Ce manquement est d’autant plus regrettable que Monsieur [G] [R] a changé de poste à compter du 27 avril 2020 initialement pour une durée d’un an mais qui a été renouvelée à compter du 27 avril 2021.
La société [3] soutient qu’elle a respecté les préconisations de la médecine du travail et qu’elle a effectué des démarches auprès de cet organisme et de l’organisme [4] afin d’identifier des solutions de reclassement et/ou d’aménagement du poste de travail de Monsieur [G] [R] compatibles avec son état de santé qui ont abouti à un reclassement sur le poste d’employé support aux opérations à compter du 27 avril 2020.
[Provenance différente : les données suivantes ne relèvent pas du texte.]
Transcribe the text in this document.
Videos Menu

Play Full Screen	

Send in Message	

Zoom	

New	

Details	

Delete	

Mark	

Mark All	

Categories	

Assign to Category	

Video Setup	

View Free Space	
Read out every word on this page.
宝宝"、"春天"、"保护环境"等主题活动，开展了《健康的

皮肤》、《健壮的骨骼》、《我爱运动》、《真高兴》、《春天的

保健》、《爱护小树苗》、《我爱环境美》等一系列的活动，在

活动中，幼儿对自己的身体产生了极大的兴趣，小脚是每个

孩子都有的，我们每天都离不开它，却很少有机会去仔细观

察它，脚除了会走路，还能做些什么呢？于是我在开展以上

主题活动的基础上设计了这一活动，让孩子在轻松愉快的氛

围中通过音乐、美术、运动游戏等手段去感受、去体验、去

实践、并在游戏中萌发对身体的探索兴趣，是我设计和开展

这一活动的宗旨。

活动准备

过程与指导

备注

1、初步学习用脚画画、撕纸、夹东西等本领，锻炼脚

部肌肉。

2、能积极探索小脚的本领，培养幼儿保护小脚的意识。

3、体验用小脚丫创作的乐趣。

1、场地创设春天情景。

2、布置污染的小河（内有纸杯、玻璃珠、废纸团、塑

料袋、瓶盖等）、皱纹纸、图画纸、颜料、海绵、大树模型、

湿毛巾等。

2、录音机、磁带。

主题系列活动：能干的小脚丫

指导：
Il ne ressort toutefois pas des documents versés aux débats qu’elle se soit rapprochée de la médecine du travail pour soumettre à son approbation des aménagements du poste occupé par Monsieur [G] [R] ni sur un poste de reclassement afin de s’assurer de sa compatibilité avec l’état de santé de son salarié.
En effet, le compte-rendu de l’entretien de retour du 5 mars 2019 ne fait état que d’une reprise du travail à mi-temps thérapeutique, de l’interdiction de conduire des chariots, et de la possibilité pour Monsieur [G] [R] de solliciter auprès de Madame [X] du matériel spécifique pour son dos ou autres, sans qu’il ne soit évoqué la prise de mesures propres à se conformer à la restriction relative au port de charges de plus de 3 kg.
Il ressort du courriel du 26 juin 2019 de Madame [L] [F], salarié de [4], que c’est Monsieur [G] [R] et la médecine du travail qui ont contacté cet organisme.
En tout état de cause, les échanges de courriels entre [4] et l’employeur produits par ce dernier, qui n’ont pas démarré avant juin 2019, ne comportent aucune préconisation pour adapter le poste de travail de Monsieur [G] [R] ou de proposition de reclassement sur un autre poste adapté à son état de santé.
L’attestation de Madame [T] [X], chef d’équipe support aux opérations, qui indique que Monsieur [G] [R] ne faisait plus que des tâches administratives se limitant à la saisie informatique et à répondre au appels téléphoniques des différentes équipes, tout comme celle de Monsieur [V] [J], technicien d’assortiment, qui indique avoir été embauché le 23 avril 2019 et avoir été affecté aux taches de manutentions et à la conduite de chariot pour pallier les restrictions médicales de Monsieur [G] [R] sont insuffisantes à rapporter la preuve que l’employeur a effectivement pris des mesures d’aménagement du précédent poste occupé par Monsieur [G] [R] puis un reclassement sur un poste compatible avec son état de santé.
L’affirmation selon laquelle Monsieur [G] [R] était affecté uniquement à des tâches administratives sans port de charge de plus de 5 kg est d’ailleurs démentie par les circonstances de l’accident du travail puisqu’il portait des dossiers contenus dans un bac de plus de 10 kg.
La seule mesure concrète prise par la société [3] est la décision de transférer Monsieur [G] [R] sur un poste d’employé support aux opérations à compter du 27 avril 2020, soit plus d’un an après le premier avis médical de la médecine du travail.
Il ne ressort d’aucun des documents versés aux débats que la société [3] ait soumis ce nouveau poste à l’appréciation de la médecine du travail quant à sa compatibilité avec les restrictions médicales présentées par Monsieur [G] [R].
En outre, si la fiche de ce poste, versée aux débats par l’employeur, ne fait pas explicitement mention de la manutention manuelle de charges lourdes, la société [3] ne saurait sérieusement soutenir que ce nouveau poste ne comportait aucun port de charges lourdes. Il est en effet établi par la déclaration d’accident du travail, le compte-rendu d’analyse de cet accident et par l’attestation de Madame [M] [E] que Monsieur [G] [R] manipulait un carton de plus de 10 kg lorsqu’il a été victime de l’accident du travail du 5 juillet 2021.
La fiche d’analyse de l’accident du travail confirme que Monsieur [G] [R] avait besoin de ces cartons pour faire l’accueil chauffeur et que cette action de déplacer les bacs était faite quotidiennement.
Or, compte tenu des préconisations de la médecine du travail, il n’aurait jamais dû effectuer une telle tâche qui est directement à l’origine de l’accident du travail.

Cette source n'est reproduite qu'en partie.